The development of the Nigerian transport system has been closely connected with the economic and political history of the country. The colonial government constructed a rail network as the major means of accessing the country for administrative and commercial purposes. As the network was mainly north/south oriented, the need for a reliable road network became more pronounced and the construction companies became partners with the government in constructing the road network, which now stands at 200,00 kilometers. This partnership is of course continuous, as most of the roads are steadily being upgraded to match national progress on the social and commercial fronts. In the area of water-borne transport, member companies of FOCI have been involved in dredging channels for ships, building jetties and deep sea ports. They are also rendering infrastructure support so the oil and gas rendering infrastructural support to the oil and gas sector, both on and off shore.
It is fair to say that FOCI members have been largely responsible for most of the major building structures all over the country. The magnificent new capital of the nation, Abuja, bears eloquent testimony to the contribution of FOCI members to the country’s buildings and infrastructure programme. They have also been involved in the nationwide development of new towns, estates and housing schemes.
INDUSTRIAL STABILITY AND GROWTH
With over 56 years of construction experience in Nigeria, FOCI has become a reference point for sustained excellence in the construction industry. Interaction with member companies has resulted in the maintenance of sound practices, respect for ethics and stability. By their nature, members of the Federation are competitors in the same market. They have however realised the urgent need to co-operate in bringing more stability to the construction industry. There was a pressing requirement for a common basis for conditions of employment and remuneration, terms and conditions of contract, treatment of the day work rates, the setting of minimum standards, and even stabilising the prices of key construction materials.
FOCI provided the platform for tackling these common problems in the context of competition between members. All members agree on the need for sustainability in the industry. Conditions of service in the industry are regulated by the National Joint Industrial Council (NJIC), the forum where the employers and the junior/senior workers’ unions meet periodically to regulate terms and practices. The NJIC has been responsible for maintaining industrial peace and stability for about six decades, enabling the companies to focus on their direct business.

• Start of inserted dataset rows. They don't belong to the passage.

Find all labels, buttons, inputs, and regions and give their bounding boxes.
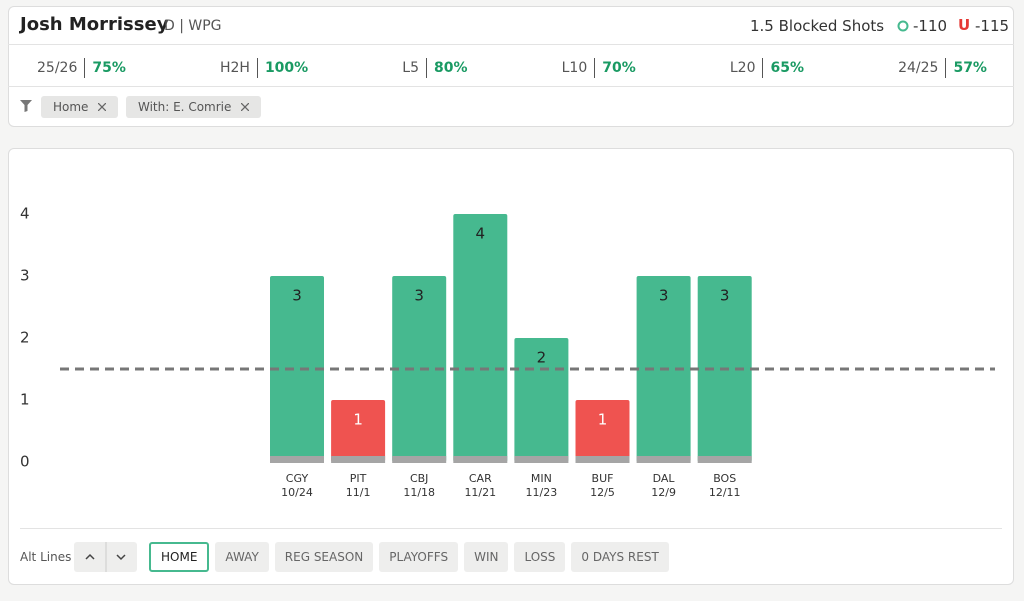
player-position: D | WPG [164, 18, 222, 34]
x-tick-date: 11/1 [346, 486, 371, 499]
stat-label: L10 [561, 60, 588, 76]
divider [8, 86, 1014, 87]
bar [270, 276, 324, 462]
stat: 24/25 57% [898, 58, 987, 78]
bar [392, 276, 447, 462]
alt-lines-label: Alt Lines [20, 550, 72, 564]
over-icon [897, 20, 909, 32]
x-tick-date: 12/5 [590, 486, 615, 499]
stat-label: H2H [219, 60, 250, 76]
stat-value: 100% [264, 60, 309, 76]
stat: 25/26 75% [37, 58, 126, 78]
bar-base [514, 456, 569, 463]
filter-button[interactable]: AWAY [215, 542, 269, 572]
x-tick-label: CGY [286, 472, 309, 485]
bar [575, 400, 630, 462]
bar-base [453, 456, 508, 463]
stat: L5 80% [402, 58, 468, 78]
alt-lines-stepper[interactable] [74, 542, 137, 572]
x-tick-date: 11/21 [464, 486, 496, 499]
over-odds: -110 [913, 17, 948, 35]
stepper-arrows [85, 542, 126, 572]
stats-row: 25/26 75% H2H 100% L5 80% L10 70% L20 65% 24/25 57% [37, 58, 987, 78]
filter-button[interactable]: WIN [464, 542, 509, 572]
stat-divider [594, 58, 596, 78]
y-tick-label: 4 [20, 205, 30, 223]
x-tick-label: CBJ [410, 472, 428, 485]
y-tick-label: 2 [20, 329, 30, 347]
filter-label: Home [53, 100, 89, 114]
x-tick-label: DAL [653, 472, 676, 485]
x-tick-date: 12/9 [651, 486, 676, 499]
under-mark: U [958, 16, 971, 34]
stat-label: 25/26 [37, 60, 78, 76]
stat-label: L20 [729, 60, 756, 76]
stat-value: 70% [602, 60, 636, 76]
bar-value-label: 3 [720, 287, 730, 305]
x-tick-date: 10/24 [281, 486, 313, 499]
x-tick-label: BUF [592, 472, 614, 485]
x-tick-label: BOS [713, 472, 736, 485]
filter-label: With: E. Comrie [138, 100, 232, 114]
bar-value-label: 2 [537, 349, 547, 367]
x-tick-label: PIT [350, 472, 367, 485]
x-tick-label: CAR [469, 472, 492, 485]
stat-divider [426, 58, 428, 78]
stat: L20 65% [730, 58, 804, 78]
y-tick-label: 3 [20, 267, 30, 285]
remove-icon[interactable] [97, 102, 107, 112]
stat-label: L5 [402, 60, 420, 76]
bar-base [331, 456, 386, 463]
filter-icon [20, 100, 32, 112]
bar [453, 214, 508, 462]
divider [8, 44, 1014, 45]
prop-line: 1.5 Blocked Shots [750, 17, 885, 35]
bar-base [392, 456, 447, 463]
x-tick-date: 11/23 [526, 486, 558, 499]
bar-base [636, 456, 691, 463]
filter-pill[interactable]: Home [41, 96, 119, 118]
filter-button[interactable]: REG SEASON [274, 542, 374, 572]
bar-base [575, 456, 630, 463]
bar-value-label: 4 [476, 225, 486, 243]
divider [20, 528, 1002, 529]
chart-card [8, 148, 1014, 585]
stat-value: 80% [434, 60, 468, 76]
filter-buttons: HOME AWAY REG SEASON PLAYOFFS WIN LOSS 0 DAYS … [149, 542, 675, 572]
stat-divider [256, 58, 258, 78]
x-tick-date: 11/18 [403, 486, 435, 499]
filter-pill[interactable]: With: E. Comrie [126, 96, 262, 118]
filter-button[interactable]: 0 DAYS REST [571, 542, 669, 572]
filter-button[interactable]: LOSS [514, 542, 566, 572]
stat-value: 75% [92, 60, 126, 76]
stat-label: 24/25 [898, 60, 939, 76]
stat: L10 70% [562, 58, 636, 78]
stat-value: 57% [953, 60, 987, 76]
stat-value: 65% [770, 60, 804, 76]
stat-divider [762, 58, 764, 78]
stat-divider [945, 58, 947, 78]
bar-value-label: 1 [353, 411, 363, 429]
bar-value-label: 3 [292, 287, 302, 305]
remove-icon[interactable] [240, 102, 250, 112]
filter-button[interactable]: HOME [149, 542, 210, 572]
x-tick-label: MIN [531, 472, 552, 485]
x-tick-date: 12/11 [709, 486, 741, 499]
bar-base [697, 456, 752, 463]
bar-base [270, 456, 324, 463]
bar-value-label: 3 [659, 287, 669, 305]
stat-divider [84, 58, 86, 78]
bar-value-label: 3 [414, 287, 424, 305]
stat: H2H 100% [220, 58, 308, 78]
under-odds: -115 [975, 17, 1010, 35]
filter-button[interactable]: PLAYOFFS [379, 542, 459, 572]
y-tick-label: 0 [20, 453, 30, 471]
player-name: Josh Morrissey [20, 14, 169, 35]
bar [331, 400, 386, 462]
bar-value-label: 1 [598, 411, 608, 429]
y-tick-label: 1 [20, 391, 30, 409]
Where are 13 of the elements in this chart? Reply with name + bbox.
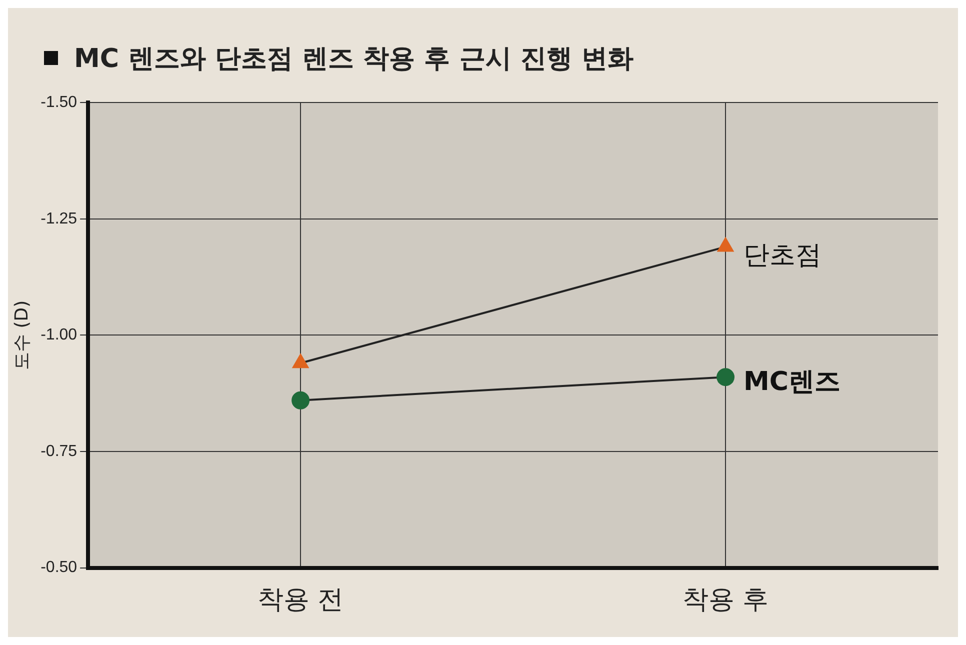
y-tick-label: -1.50 (40, 94, 78, 112)
y-tick-label: -1.25 (40, 210, 78, 228)
point (716, 368, 735, 386)
chart-title: MC 렌즈와 단초점 렌즈 착용 후 근시 진행 변화 (74, 42, 634, 76)
x-tick-label: 착용 전 (257, 585, 344, 616)
point (292, 391, 310, 410)
series-label: MC렌즈 (744, 366, 840, 397)
y-tick-label: -0.50 (40, 559, 78, 576)
y-tick-label: -0.75 (40, 442, 78, 460)
x-tick-label: 착용 후 (682, 585, 769, 616)
y-tick-label: -1.00 (40, 326, 78, 344)
y-axis-title: 도수 (D) (11, 300, 32, 370)
series-label: 단초점 (744, 240, 822, 271)
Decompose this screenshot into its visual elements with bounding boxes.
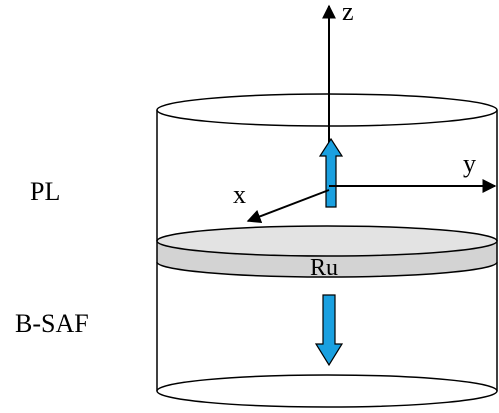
z-axis-label: z: [342, 0, 354, 26]
x-axis-label: x: [233, 180, 246, 209]
pinned-layer-label: PL: [30, 177, 60, 206]
ru-spacer-layer: [156, 225, 498, 278]
ru-spacer-top: [156, 225, 498, 257]
bottom-ellipse: [156, 374, 498, 408]
x-axis: [246, 189, 330, 224]
ru-spacer-label: Ru: [310, 255, 338, 281]
top-cylinder: [156, 93, 498, 241]
top-ellipse: [156, 93, 498, 127]
bottom-layer-label: B-SAF: [15, 309, 89, 338]
magnetization-arrow-down: [314, 294, 344, 367]
y-axis-label: y: [463, 149, 476, 178]
magnetization-arrow-up: [318, 137, 344, 208]
bottom-cylinder: [156, 262, 498, 408]
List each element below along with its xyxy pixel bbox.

Common issues involving dealing with government and parastatal bodies are also tackled through the platform of FOCI, which has minimised the areas in which the major clients might be able to exert undue pressure. This was particularly noticeable in tackling problems that arose over implementation of the Structural Adjustment Programmes of the Banbangida administration, which introduced a new foreign exchange regime that devalued the currency by over 600 per cent, and made it impossible to proceed with ongoing jobs on existing prices and payment conditions. The formula for paying for ongoing and future jobs was negotiated under the umbrella of FOCI, and the accumulated debts were pursued through the same platform.
FOCI also provided the platform for producing common instruments such as the Schedule of Day Work Rates and the Construction Industry Materials Price Index, which are normally cleared with the Federal Ministries of Works and Housing and are routinely developed as tools for handling the issues to which they relate. FOCI represents the construction industry in multilateral agencies such as the Nigerian Employers’ Consultant Association (NECA) and the National Labour Advisory Council (NLAC).